Finstad also says that Priscilla's Elvis fandom at the time is greatly downplayed in Coppola's film. "She wanted to meet Elvis more than anything when she arrived in Germany. "I found a newspaper article from the 1950s and it quotes Priscilla saying that she told her cousin that her goal, when she was in Germany, was to meet Elvis Presley," she says. "All of that has been ignored [the film Priscilla]and it seems like a fairy tale where a nameless person just appears out of the ether and asks this young girl if she wants to meet Elvis.

A little less conversational: the relationship between Elvis and Priscilla

Both films portray the couple's relationship as toxic and deeply fractured, although given that it focuses on Priscilla, Coppola's film understandably delves deeper into their dynamic. Schrembs says that in addition to its volatility, the second film also rightly contained 'some soft moments'. "There was a lot of that in their marriage - the way Elvis doted on her," he says. "There was no doubt that he loved her, especially when she was pregnant with Lisa Marie."

Nash says that Coppola's portrayal of Elvis as someone with a host of relative sexual pathologies - in the film he largely puts sex aside in favor of pillow fights and photo shoots with Priscilla - "is true, according to Priscilla's previous accounts, but he lost interest in her sexually only after Lisa was born. That said, he has never been faithful to any woman."

Finstad says Elvis' spirituality is largely glossed over or mocked in Coppola's film, which diminishes its seriousness. "At one point in his career, when he was extremely famous, Elvis seriously considered becoming a monk," she says. "He was trying to deal with fame and a lifestyle that was so different from his humble upbringing - and the way it's presented in Priscilla has been minimized. The part that is correct is that Priscilla had no interest whatsoever in listening to Elvis discuss this."

Luhrmann's film, on the other hand, "understands that Elvis was really influenced by black music and gospel music - that was in his soul. That is completely missing from Priscilla and as a result we get a superficial version of Elvis and Priscilla."

Suspicious Ghosts: Final Thoughts

According to Nash, neither film strikes the right balance when it comes to portraying the complexities of the Presleys' world. "Coppola's film doesn't show us any of their good times after Germany - the second half draws on all the negativity, to the point where it seems like she had no fun at all, with or without Elvis," she says. "If the Luhrmann film is unfair to Colonel Parker, the Coppola is unfair to Elvis - by omission.
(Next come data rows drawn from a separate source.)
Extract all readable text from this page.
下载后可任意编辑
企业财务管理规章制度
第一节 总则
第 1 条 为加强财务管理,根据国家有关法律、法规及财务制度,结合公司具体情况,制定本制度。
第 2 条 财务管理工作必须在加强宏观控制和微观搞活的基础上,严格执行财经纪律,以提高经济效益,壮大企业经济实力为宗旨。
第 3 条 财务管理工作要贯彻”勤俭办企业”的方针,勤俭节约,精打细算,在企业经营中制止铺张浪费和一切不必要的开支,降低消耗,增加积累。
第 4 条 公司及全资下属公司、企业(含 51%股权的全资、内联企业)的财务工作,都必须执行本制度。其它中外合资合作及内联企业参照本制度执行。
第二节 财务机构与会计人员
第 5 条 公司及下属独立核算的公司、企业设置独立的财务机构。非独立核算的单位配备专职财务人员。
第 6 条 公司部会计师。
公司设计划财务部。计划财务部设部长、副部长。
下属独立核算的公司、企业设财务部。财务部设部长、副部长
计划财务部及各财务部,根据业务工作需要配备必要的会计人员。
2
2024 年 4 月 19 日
Surely there is a middle ground between the blandness of Priscilla and the phantasmagoria of Elvis.

Finstad says that while you leave Luhrmann's film "feeling like you've met Elvis Presley," Coppola's effort "feels a little hollow, because the Elvis character is so one-dimensional that you don't get a real sense of who the man is." used to be." ".

"[Priscilla portrayed] the inappropriateness of the relationship between a 14-year-old and an adult man, and how as a young girl she was in over her head trying to compete with Ann-Margret and Juliet Prowse," Finstad adds. "I think that part is correct."